Tuesday, July 28, 2015

1979 Topps - Jim Sundberg.

Jim Sundberg, shown here on card 120 of the 1979 Topps set, had firmly established himself as the Rangers starting catcher by the start of the 1979 season. 1978 had been another excellent year for Sunny and Texas was expecting more of the same. They would not be disappointed.

Jim's offensive numbers took a slight dip as his batting average fell to .275 over 561 plate appearances. He lowered his strikeout total to 51 and, strangely, also worked 51 walks. Both were drops from the previous season and he watched his on-base percentage lower to .345. Some of Sunny's offensive drops could be attributed to a slow first part of the season. After the first 42 games he was carrying a .194 batting average. He warmed up through the last two thirds of the season and hit .308 after May 26th. Sundberg's power specialty was doubles, he hit 23 of them to go with his four triples and five home runs. Amazingly, he tied for first in triples on the club, the second year in a row he led the team in that offensive category.

Of course, Sunny was best known for his defensive capabilities. He did not disappoint either. Jim caught in all 150 games he appeared in for Texas. That led the league in games played at catcher. He might have had even more games played had he not missed four games after being beaned by the Angels Don Aase on June 26th. Jim wasn't just an iron man though. Over the 1271 innings he caught, Sundberg posted a league best .995 fielding percentage. That was 13 points higher than the league average for receivers. He also led the league in put outs at catcher with 754. As always, opposing runners found it hazardous to run on Texas. Sunny gunned down 41% of would-be base thieves, well above the league average 36%.

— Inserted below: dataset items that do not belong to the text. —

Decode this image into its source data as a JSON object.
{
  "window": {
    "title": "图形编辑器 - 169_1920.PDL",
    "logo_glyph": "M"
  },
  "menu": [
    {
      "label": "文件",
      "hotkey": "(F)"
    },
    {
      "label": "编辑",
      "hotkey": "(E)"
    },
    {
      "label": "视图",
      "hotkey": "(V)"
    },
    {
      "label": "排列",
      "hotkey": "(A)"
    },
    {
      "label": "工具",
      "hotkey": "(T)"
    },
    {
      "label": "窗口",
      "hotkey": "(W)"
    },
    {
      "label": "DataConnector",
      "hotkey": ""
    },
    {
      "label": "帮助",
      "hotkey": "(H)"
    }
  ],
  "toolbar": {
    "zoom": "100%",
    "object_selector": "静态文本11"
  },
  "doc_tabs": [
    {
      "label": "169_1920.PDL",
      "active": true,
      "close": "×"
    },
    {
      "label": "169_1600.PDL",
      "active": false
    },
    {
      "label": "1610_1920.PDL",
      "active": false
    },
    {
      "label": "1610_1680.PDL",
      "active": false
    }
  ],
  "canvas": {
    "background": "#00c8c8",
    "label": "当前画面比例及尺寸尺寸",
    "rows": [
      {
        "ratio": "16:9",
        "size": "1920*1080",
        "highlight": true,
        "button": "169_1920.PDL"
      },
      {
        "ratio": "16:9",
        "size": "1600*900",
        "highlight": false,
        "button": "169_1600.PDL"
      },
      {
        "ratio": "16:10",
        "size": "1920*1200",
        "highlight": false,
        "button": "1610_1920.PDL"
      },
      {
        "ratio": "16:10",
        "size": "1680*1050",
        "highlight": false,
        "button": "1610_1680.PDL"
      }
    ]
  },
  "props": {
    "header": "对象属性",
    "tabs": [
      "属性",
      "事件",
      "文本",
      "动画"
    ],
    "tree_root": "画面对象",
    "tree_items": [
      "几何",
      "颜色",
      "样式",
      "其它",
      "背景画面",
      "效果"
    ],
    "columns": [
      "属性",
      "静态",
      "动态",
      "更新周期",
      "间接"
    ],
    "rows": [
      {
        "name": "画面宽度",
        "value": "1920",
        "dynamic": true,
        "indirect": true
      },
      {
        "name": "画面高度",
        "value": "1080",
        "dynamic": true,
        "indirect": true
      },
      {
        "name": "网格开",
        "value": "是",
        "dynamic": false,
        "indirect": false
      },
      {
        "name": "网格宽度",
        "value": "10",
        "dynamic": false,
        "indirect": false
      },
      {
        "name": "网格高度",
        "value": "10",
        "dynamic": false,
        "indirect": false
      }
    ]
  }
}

The Rangers had to be happy with Jim Sundberg's 1979 season. He could use some improvement on the offensive side of things but his numbers were not in the red zone. He had established himself as perhaps the best defensive catcher in the game and was extremely durable. 1979 would see him win his fourth consecutive Gold Glove. As John Ellis well knew, being a backup catcher in Texas was a tough gig. The Rangers had no worries behind the plate for the immediate future.